BABY, BABY: Offensive coordinator Tom Herman’s wife, Michelle, delivered their third child, a son named Maverick Joseph, on Thursday.

Originally, the plan was to induce labor next week during OSU’s bye week but the baby had other ideas.

Herman came into the office Thursday before being called to the hospital.

“I had to dock him a day’s pay. He came in for seven minutes,” Meyer joked in his postgame press conference.

“Maverick is a future Buckeye, and he’s welcomed as a great part of our family,” he said.

Herman’s daughter is named Priya and his other son is named Maddock Thomas Danger, so adding Maverick is not out of leftfield.

Asked about the attraction of the name, Herman said, “Obviously, the translation of the word as someone who doesn’t conform to society, who kind of blazes their own trail. I just wanted to make sure my son has a nice, strong name that means something.

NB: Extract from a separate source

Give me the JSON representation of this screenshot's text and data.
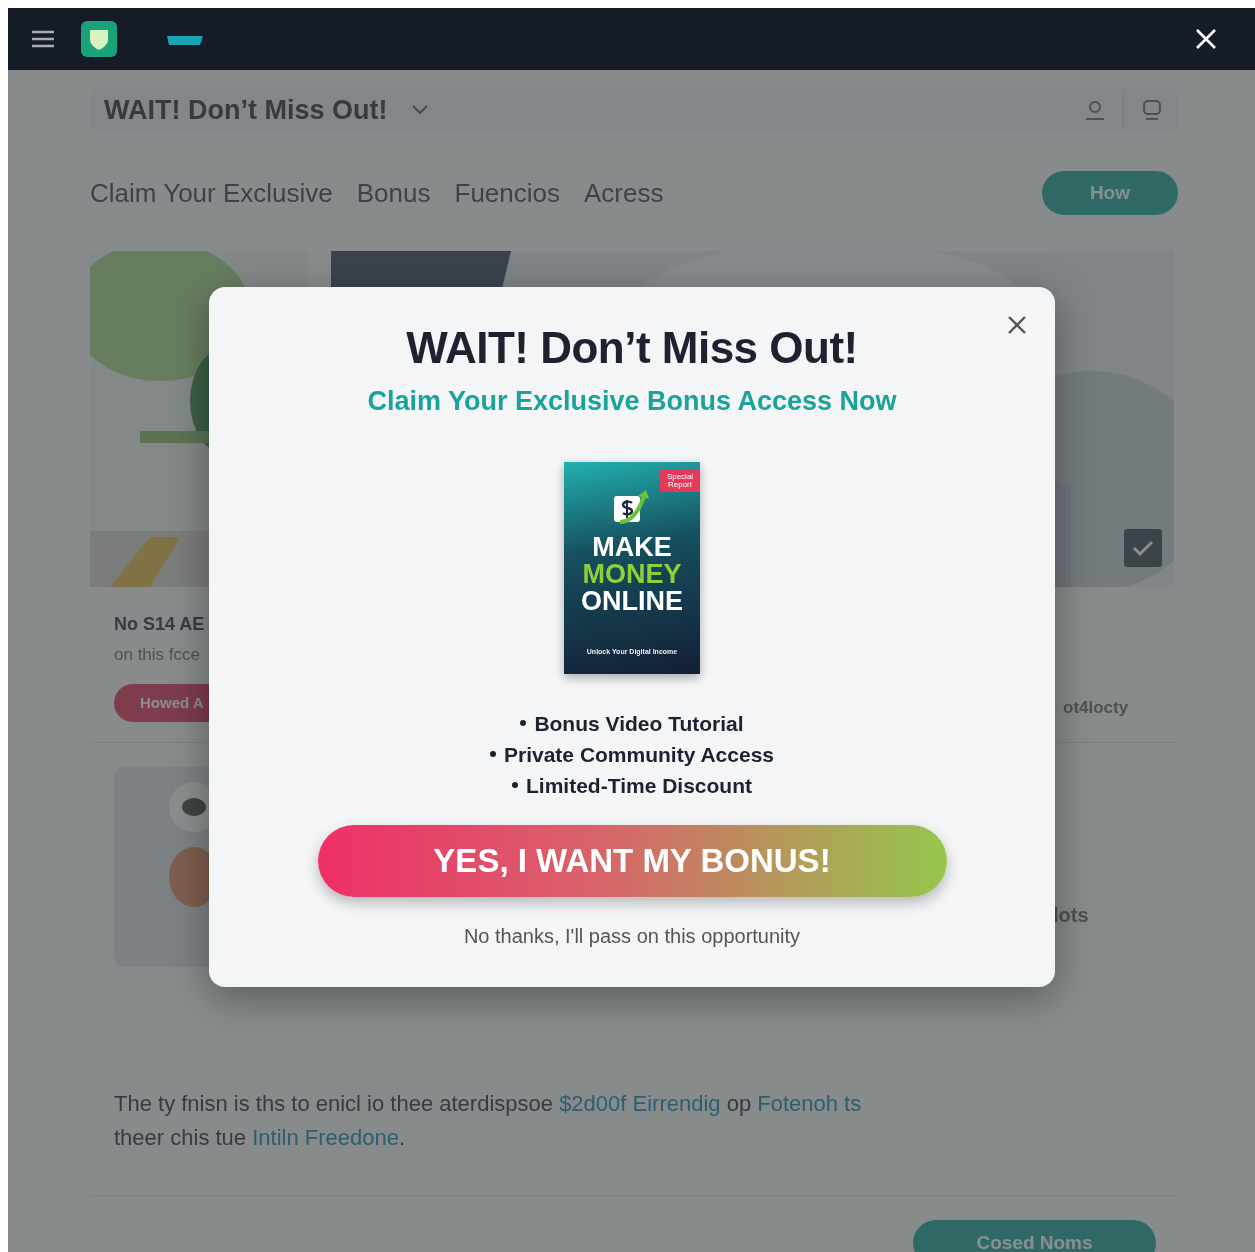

“And it’s one of the best characters in movies of all time,” he said, referring to Tom Cruise’s character in “Top Gun.”

INJURY UPDATE: Starting offensive tackle Taylor Decker suffered a sprained medial collateral ligament that forced him out of the game in the third quarter.

Meyer estimated he could be out a week or two. Last season, Ohio State’s offensive line, including four of this year’s starters, played 12 games without any of the starters missing a game.

Through the first nine games this season, the same five offensive linemen have started every game.

Defensive lineman Michael Bennett left the game with a “stinger,” a shoulder injury, and linebacker Curtis Grant left with a sprained ankle.